しかし、一方で、「社会科学」については、「価格は、需要と供給とで決まる」という理論は存在しながらも、「需要は、どのようにして決定されるのか?」については、「誰も答えることができない状況」となっている。つまり、「心の謎」が解けていないために、「人々が、どのような行動を取るのか?」が、ほとんど解明されておらず、いまだに、「戦争」や「殺人事件」などが頻発する状況となっているのである。
そのために、今回は、私自身の「心の仮説」を発表させていただくが、実際には、三段階に分かれるものと考えている。

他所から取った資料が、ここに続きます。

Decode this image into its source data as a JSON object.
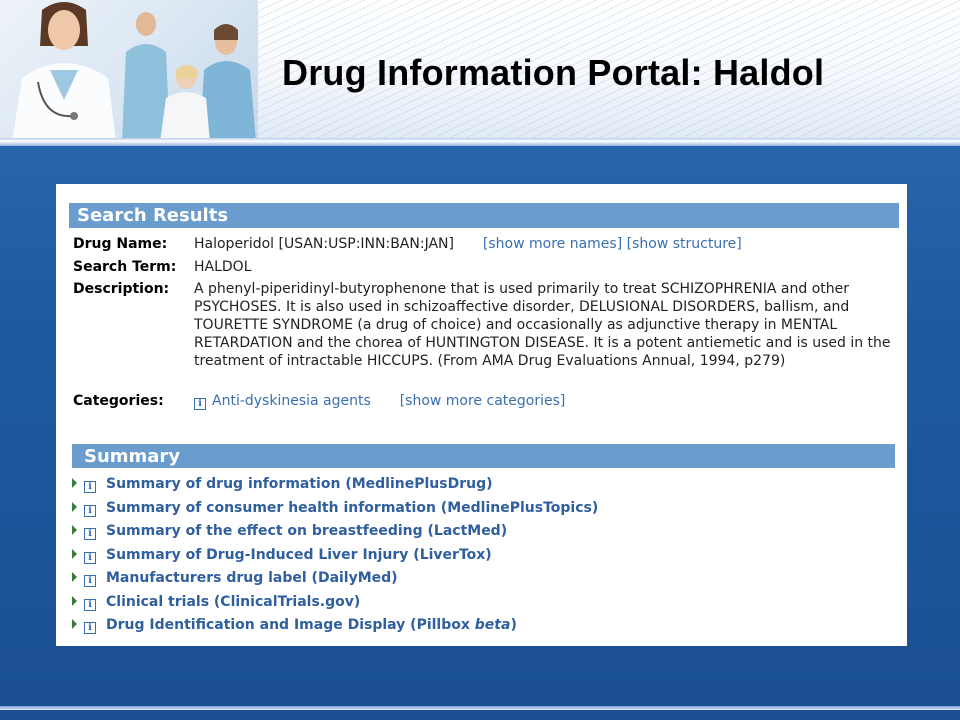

1:人間の誕生時に、魂が肉体に入り、その結果として、心が発生する。
2:心は、時空を超えて活動が可能であり、対象物に向かった時に「感情」が発生し、また、魂に向かった時に「理性」が蘇る。
3:心が肉体を動かすことにより「行動」が発生する。そして、他者との関係で「感情」が生まれ、「組織」や「社会」、あるいは、「時代」の性質が決定される。
かつて、「ニュートン」が、「重力の法則」、すなわち、「物と物との関係性」を解明したことにより「自然科学」が発展したが、これから必要とされることは、「心とは、いったい、何なのか?」という「心の謎」だけではなく、「心と心の関係性」である「心の法則」を解明することだと考えている。別の言葉では、「自然科学」の急速な発展により、「原爆」や「原子力エネルギー」までもが発明されたものの、現在、必要とされているものは、その技術を使いこなす「人々の精神性」とも思われるのである。
そして、このことを象徴する現象が、現在の「マネーの大膨張」であり、実際には、「自然科学」を代表する「実体経済」に対して「約10倍」の規模となり「地球環境を破壊するほどの大量消費文明」を生み出したが、現在では、すでに、「金融のメルトダウン」が進行し、間もなく、大インフレの発生が危惧される状況となっているのである。(2019.4.26)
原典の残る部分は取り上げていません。